NCCOS is a nationally recognized leader in conducting management-driven ecosystem science in the nation’s oceans, coasts, and Great Lakes, including National Marine Sanctuaries, National Estuarine Research Reserves, and coastal National Parks. Ocean conservation planning, including the designation of marine protected areas, is a considerable challenge because of the need to synthesize information on complex socio-ecological patterns across broad spatial scales and competing interests.

Our Science

NCCOS’s ecosystem science portfolio includes ecological assessments and applied research that ranges from defining the status of ecosystem components to determining baseline conditions to detecting change over time.

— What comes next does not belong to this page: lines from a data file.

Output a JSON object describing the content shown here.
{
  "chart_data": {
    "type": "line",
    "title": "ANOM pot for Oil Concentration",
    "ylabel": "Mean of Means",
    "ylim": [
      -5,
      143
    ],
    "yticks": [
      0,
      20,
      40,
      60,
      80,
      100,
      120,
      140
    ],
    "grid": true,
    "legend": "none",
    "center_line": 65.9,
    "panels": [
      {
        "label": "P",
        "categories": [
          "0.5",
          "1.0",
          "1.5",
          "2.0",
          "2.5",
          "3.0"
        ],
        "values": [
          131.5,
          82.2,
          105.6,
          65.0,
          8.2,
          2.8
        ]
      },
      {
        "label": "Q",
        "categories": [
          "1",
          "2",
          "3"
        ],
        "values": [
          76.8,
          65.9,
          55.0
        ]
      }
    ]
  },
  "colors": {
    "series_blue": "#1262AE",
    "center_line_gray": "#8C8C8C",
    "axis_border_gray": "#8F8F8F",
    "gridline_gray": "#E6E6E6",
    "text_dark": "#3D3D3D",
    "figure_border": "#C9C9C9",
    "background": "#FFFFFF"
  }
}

Specific examples include assessments of the spatial and temporal distributions of organisms, habitats, and the historical and biological factors that produce ecological patterns. NCCOS also evaluates the efficacy of marine protected areas based on species' home ranges, habitat use patterns, and ecological connectivity.

Ecological Connectivity

Marine protected areas are designated to protect our natural and cultural marine heritage for the benefit of present and future generations. While the use of protected areas has grown, there is still a gap in our understanding of how species use multiple habitats to satisfy different needs, how habitats are connected, and how they can benefit areas well outside of their boundaries. An improved understanding of species’ habitat requirements and ecosystem connectivity is needed to effectively protect critical habitats, manage human uses, and preserve ecosystem services. Working with coastal managers and experts from across the globe, NCCOS performs and sponsors research to improve the ability of resource managers to address habitat usage and ecological connectivity in marine protected areas and beyond.